Sunday, May 4, 2008

Testes, "The Other White Meat," and More



Photo by John Hoff,
my door with a Sponge Bob
toy I found at the site of the
planned eco-village.

Things are moving forward in the sale of my house at 3016, so I can buy another house which is (I swear, good friends and neighbors) very nearby. Within SIGHT of 3016 6th.

Word on the street is...

...some of my neighbors REALLY don't want me to move. This is very gratifying. I only seek another house because a BIGGER HOUSE means I can have more guests, such as graduate students and young, idealistic college students (Karl Noyes, Alice Battey, Willie What's His Name, and more) who will be able to use my bigger house as a base of operations to bring their positive energy to the neighborhood.

Bigger house. Bigger yard. More guests. More room for all my books. A garage so my buddy Karl can convert diesel cars to run on vegetable oil. All that great stuff, and right in or at least NEAR the eco-village.

In the meantime, it sounds like I need to go to yet another meeting to move things forward on the possible purchase. Meetings. Arg. I'd rather be pounding nails. But you gotta do what you gotta do. As Kevin Gulden puts it so well, "We move at the speed of government!"

Testes, The Other White Meat

I got bold and asked what were the "organs" in the Thai organ stir fry. Ear and testes, I found out. Yeah, I thought that one organ was too pale for a kidney, even though it tasted rather kidney-like.

The clerk told me some of his friends who swear they like to try new things drew the line at testes. I told him to wait and see--I'd be back for seconds. I was more adventurous than his friends, even when it came to food. ESPECIALLY when it comes to food. My two biggest regrets about living in Texas: I left without trying armadillo or rattlesnake.

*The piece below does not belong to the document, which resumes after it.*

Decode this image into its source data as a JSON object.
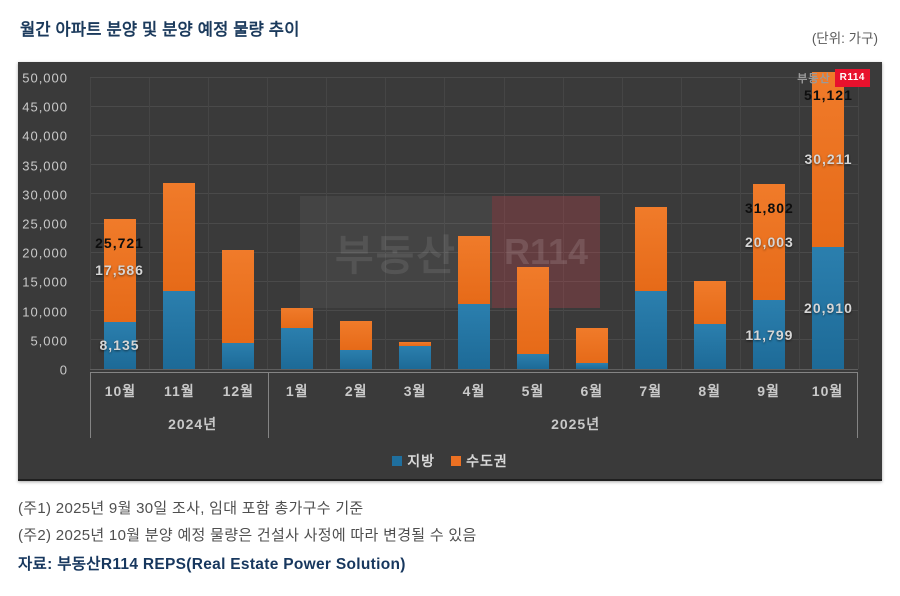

Texas, I'm coming back! WITH A FORK, BABY!!!!

So, anyway, the clerk told me testes are considered a very fine cut of meat in Thailand.

"So the King of Thailand eats pig testes?" I asked, pointing to His Majesty's visage above the rows of video cassettes.

Yes, the clerk asserted. The King certainly does.

Well, what more do you need to know? The King of Thailand is infallible and beyond reproach, or so I've read. I would never think to print a criticism of him.

Also, each time I go to Bangkok Market I try to update the owner on the latest going on in the neighborhood, such as the planned evictions at 3119 4th Street. I learned the owner was once very active in the Hawthorne Neighborhood Association, but other work has pulled him away. All the same, he seems glad to hear the latest scoop.

Some call it "gossip." I call it "increasing social capital."

My son Alex and his inventions

Oh, also, the camera crew came by and shot some video of me with my son. They are putting together a long film feature, planning to enter it in some kind of festival. I was very proud of my son as he stood in front of a dry erase board at the Humphrey Institute and explained his inventions, including a "sticky rope" for weak shipwreck victims needing to be rescued at sea, but too exhausted to cling to a rope.

He also had an interesting theoretical invention to protect cities by placing devices at their "perimeter" which would disrupt tornadoes by creating a "counter-tornado."

I asked my son (on camera) where the energy comes from to create the counter-tornado. Is it solar? Is it nuclear? He looked at me as though it was so obvious. How could I not realize?

"From the tornado itself," he explained.

This is the kid who decided--when he was 8 years old--he needed to go to MIT, because it was the best school to study robots. Tonight we watched Iron Man at the Mall of America. The robots which were the minor characters stole the show, as far as my son was concerned.